Uncidos a la mentira
El proyecto regeneracionista enarbolado por el PP durante más de una década como instrumento para deslegitimar al PSOE, incurso durante los últimos años del Gobierno de Felipe González en sonoros casos de corrupción, ha terminado por mostrar en esta legislatura su auténtica naturaleza. Como la mayor parte de este género de proyectos, el regeneracionismo del PP no se proponía tanto moralizar la vida política como hacer política con la moral. Ni desde el Gobierno ni desde la oposición adoptó nunca como objetivo dotar al sistema institucional de garantías e instrumentos eficaces contra la corrupción, aplicándolos con rigor. Antes por el contrario, su regeneracionismo ha sido y es una variante específica de la propaganda, en este caso dirigida a convencer al ciudadano de que el PP es el partido que ostenta el monopolio de la virtud.

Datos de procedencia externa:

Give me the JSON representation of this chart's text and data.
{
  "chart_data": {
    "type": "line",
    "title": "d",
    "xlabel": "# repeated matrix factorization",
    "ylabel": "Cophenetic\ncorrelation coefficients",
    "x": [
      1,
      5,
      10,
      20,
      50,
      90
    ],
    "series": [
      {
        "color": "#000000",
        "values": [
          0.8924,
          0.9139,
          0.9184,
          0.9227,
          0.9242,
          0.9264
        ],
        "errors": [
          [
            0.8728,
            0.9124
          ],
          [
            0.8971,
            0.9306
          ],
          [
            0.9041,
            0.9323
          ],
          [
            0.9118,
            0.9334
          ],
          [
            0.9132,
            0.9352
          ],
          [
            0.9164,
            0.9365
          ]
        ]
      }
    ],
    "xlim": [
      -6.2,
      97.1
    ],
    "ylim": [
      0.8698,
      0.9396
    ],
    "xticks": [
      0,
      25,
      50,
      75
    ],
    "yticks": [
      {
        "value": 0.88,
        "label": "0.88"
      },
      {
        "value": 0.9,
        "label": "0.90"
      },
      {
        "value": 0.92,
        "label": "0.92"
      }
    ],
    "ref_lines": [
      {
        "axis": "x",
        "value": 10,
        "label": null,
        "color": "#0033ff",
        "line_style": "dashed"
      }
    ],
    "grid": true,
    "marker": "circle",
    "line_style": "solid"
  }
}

A los efectos de esta estrategia, la llegada al poder de Rodríguez Zapatero supuso un severo contratiempo, pues el PP se vio privado del principal recurso en el que se había concretado hasta entonces su regeneracionismo. Frente a una nueva dirección socialista que decidió hacer tabla rasa del pasado, unas veces incurriendo en flagrantes injusticias y otras en el error de prescindir de la experiencia, la reiterada apelación al expediente del "y tú más" se reveló como lo que había sido desde el principio, cuando lanzó la piedra de "la segunda transición" para luego esconder la mano: un intento farisaico de los populares de exculpar las faltas propias a través de las ajenas. El PP se ha visto obligado a cambiar de discurso en estos años, pero sólo para mantener las mismas actitudes y conceptos. El "y tú más" se ha transformado, así, en una insólita apelación a los ciudadanos "normales" y "decentes" para que se adhieran a sus políticas, como si no hacerlo les convirtiera en anormales e indecentes.
El juicio del 11-M está evidenciando que, en contra de lo que pretende, el PP no ostenta el monopolio de la virtud; y también que no es el dueño del criterio para definir la normalidad y la decencia, un propósito, por lo demás, más propio de una concepción sectaria de la política que de un partido democrático. Tras la truculenta declaración como testigo de quien era el jefe de la Policía en el momento de los atentados, Díaz de Mera, los ciudadanos han asistido entre sorprendidos e indignados, no a la constatación de que Aznar y algunos miembros de su Gobierno mintieron sobre la autoría. La sorpresa y la indignación proceden, en estos días, de que el PP no haya tenido escrúpulos en seguir alentando una especulación conspirativa, cuyo único propósito era ocultar aquella mentira con otras mentiras nuevas. También ahora el PP pretende esconder la mano, y algunos de sus líderes han tenido la osadía de retar a los ciudadanos y a los medios de comunicación que no se plegaron a su intento de manipulación para que encuentren declaraciones sobre una supuesta participación de ETA en el 11-M.
Las maniobras para influir por medios espurios en el resultado de las próximas elecciones municipales, falsificando documentos relacionados con el voto por correo o intentando alterar los censos electorales, son los últimos episodios en los que se ha visto envuelto un partido que no es que diga estar en contra del sistema, sino que, paradójicamente, asegura encarnarlo en su estado más puro y ser su único y verdadero garante. El comportamiento adoptado ante estos nuevos casos de corrupción que le afectan, y de manera especial por algunos dirigentes como Acebes y Zaplana, no difiere del que siguieron tras el 11-M: una mentira inicial les unce a la mentira permanente, confiando en que, otra vez, la prensa amarilla les ayudará a crear la realidad virtual con la que esperan convertir a los ciudadanos en una especie de electores sonámbulos. La imparcialidad que el PP reclama para informar sobre estos hechos es una artera invitación a la equidistancia entre la verdad y la mentira. No existe equidistancia posible, porque la opción es la independencia. Precisamente para que nadie, ni en los medios ni en la política, ni tampoco en la sociedad, vuelva a caer en esa fraudulenta tentación regeneracionista de arrogarse el monopolio de la virtud o de dividir a los ciudadanos en normales y anormales, en decentes e indecentes.